14. Term & Termination. The Proposal shall commence on the date the Supplier’s receipt of the Proposal duly signed by Customer and shall remain in full force and effect until terminated by either party, at any time, without giving any reason nor incurring any liability thereby, by giving the other party at least forty thirty (30) days’ prior written notice, unless agreed otherwise in the Proposal. The Customer agrees and acknowledges that such termination shall not apply to the Products and/or services purchased from the Product's manufacturer. The terminating party will not bear any liability towards the other party, except for the Customer's obligation to pay the Supplier for the Services performed and/or the Products supplied until the termination date.


15. Considerations. The Customer undertakes to pay the full consideration specified in the Proposal when due. Failure to pay the consideration on time will constitute a material breach of the Agreement and will entitle the Supplier to immediately
terminate all Services and/or License(s). Further, the Supplier may discontinue or suspend the performance of its obligations until payment is made, without prejudice to all its other rights. The Supplier shall be entitled to update the consideration from time to time, including due to updating costs and/or rates of the manufacturer and/or third parties, whose services and/or components are included in the Product(s) and/or Servies.


16. Non-Solicitation. The Customer hereby agrees that for a period of twelve (12) months from and after the termination of the provision of the Services, the Customer shall not, directly or indirectly, retain or employ or induce, persuade or encourage any person, including the Supplier’s Designees, to leave the Supplier's employ who, prior to the date hereof was, or during the term of the provision of the Services will be employed or retained by the Supplier as a consultant, contractor or employee.
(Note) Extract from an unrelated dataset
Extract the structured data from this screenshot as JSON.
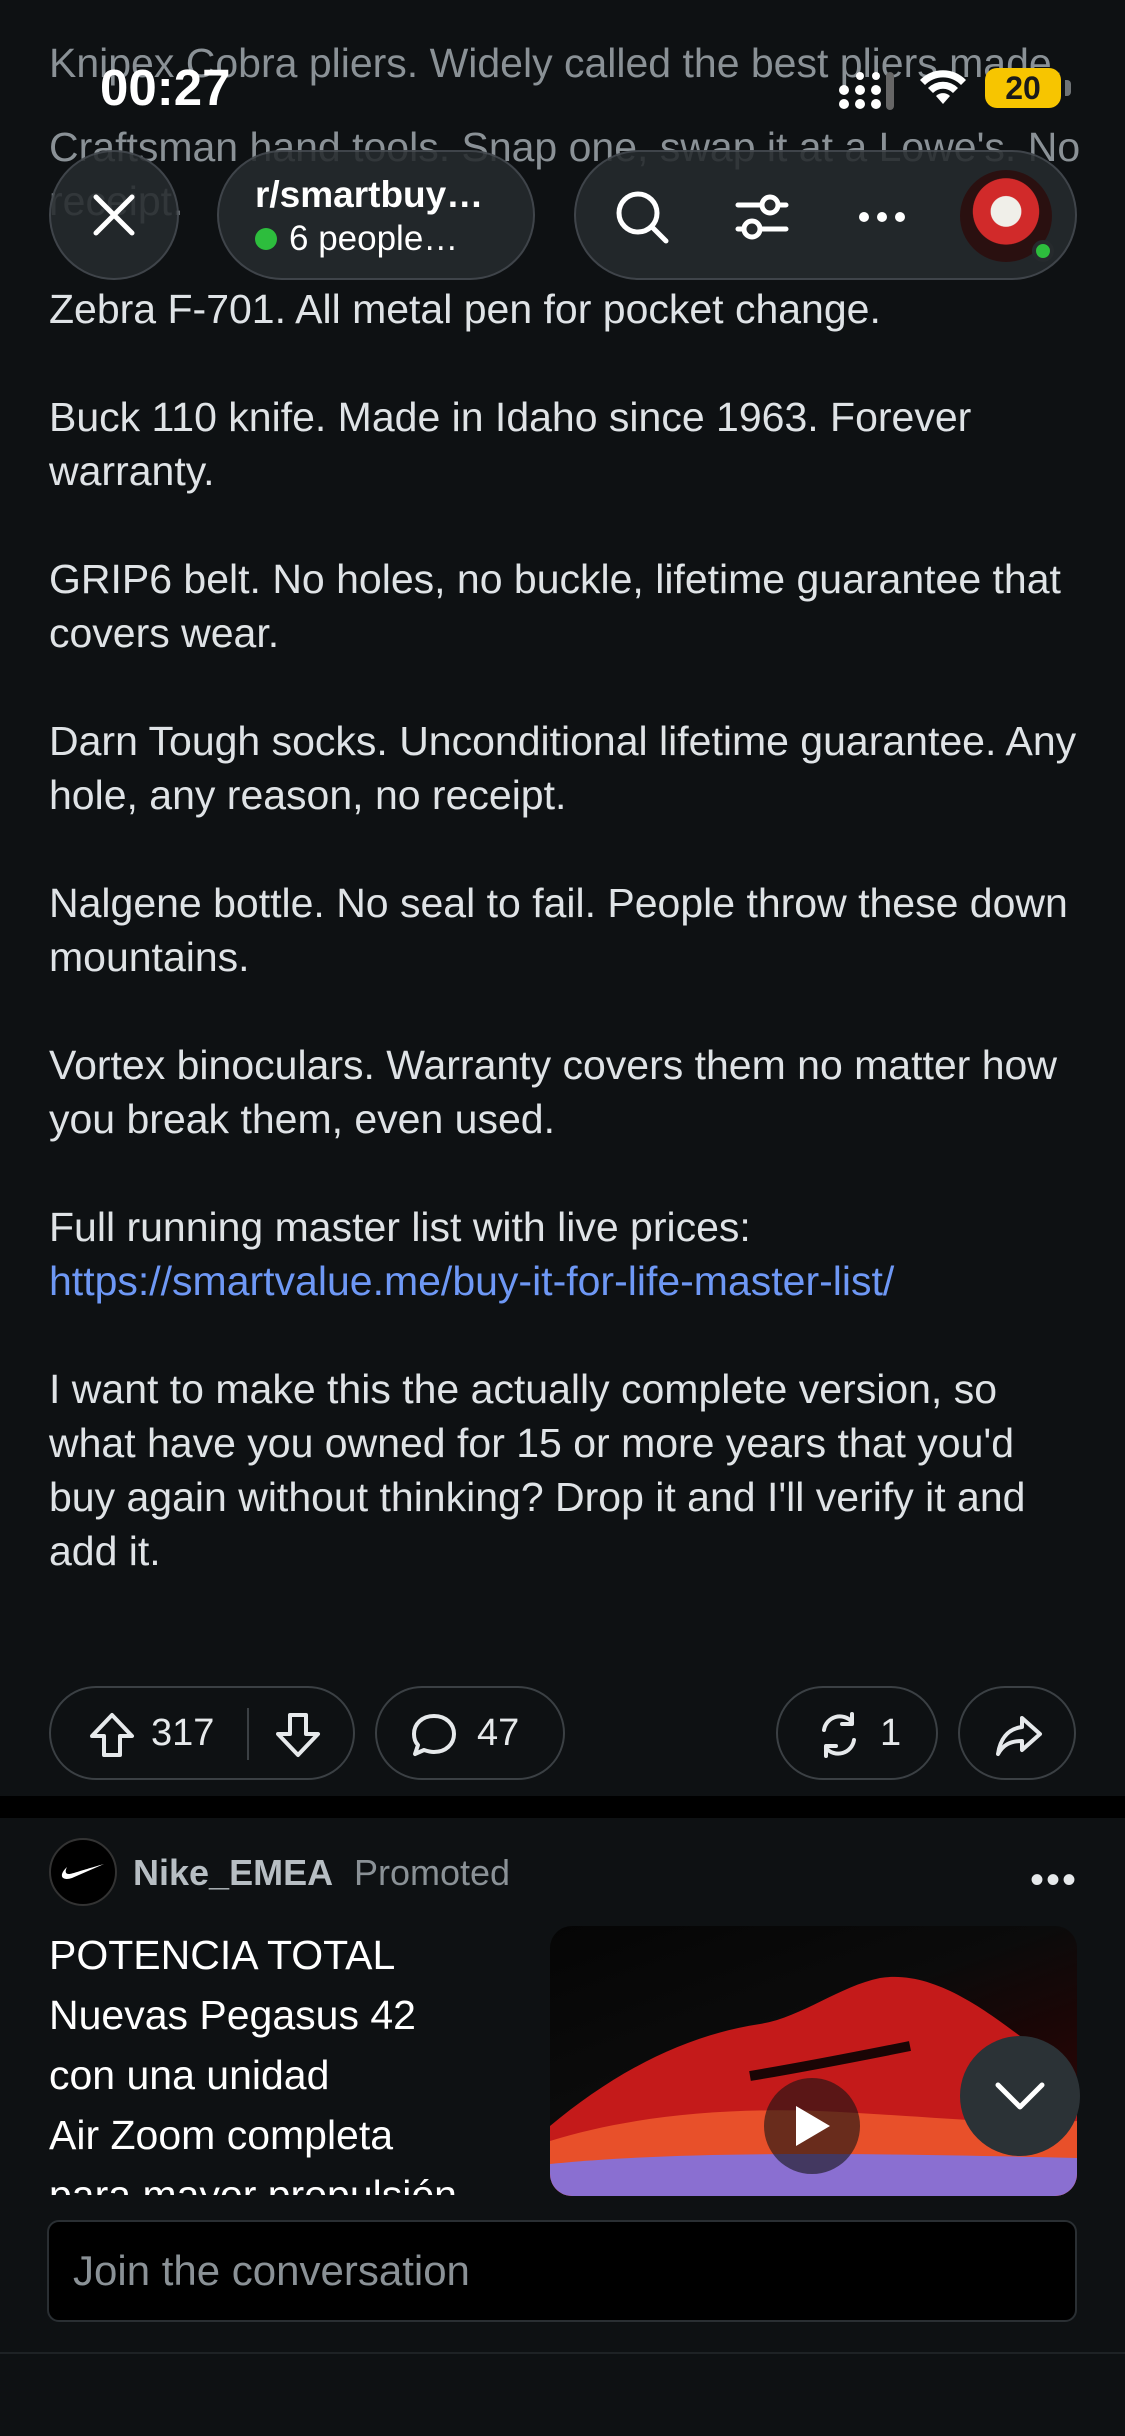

17. Governing Law. The Proposal, including this general terms, is governed by and construed in accordance with the laws of the State of Israel, without giving effect to its laws pertaining to conflict of laws. Any claims or dispute in respect of The Proposal, including this general terms, shall be submitted only to the competent courts of law in Tel Aviv-Jaffa.


18. In the event that the Proposal sets forth terms that differ from those specified in the Agreement, the terms set forth in the Proposal shall apply and prevail. In the event of a conflict between the terms of the Agreement and the Supplier's general terms for providing cloud computing services and/or the provider's general terms for selling equipment and/or the provider's general terms for hosting services, the terms set forth in the specific terms for each type of service shall apply and prevail.


19. These General Terms together with the Proposal constitutes the entire agreement between the Parties concerning the subject matter hereof, and no modification of this agreement shall be valid or binding on the Parties unless duly executed in writing and signed by both Parties hereto.


20. Communications. Any notice under this Proposal shall be in writing and shall be sent by registered mail or by hand or by email, and shall be deemed to have arrived at the addressee and notified within five (5) days - if sent by registered mail, when delivered or sent, if delivered by hand or by email, provided a receipt of an confirmation for such delivery by email.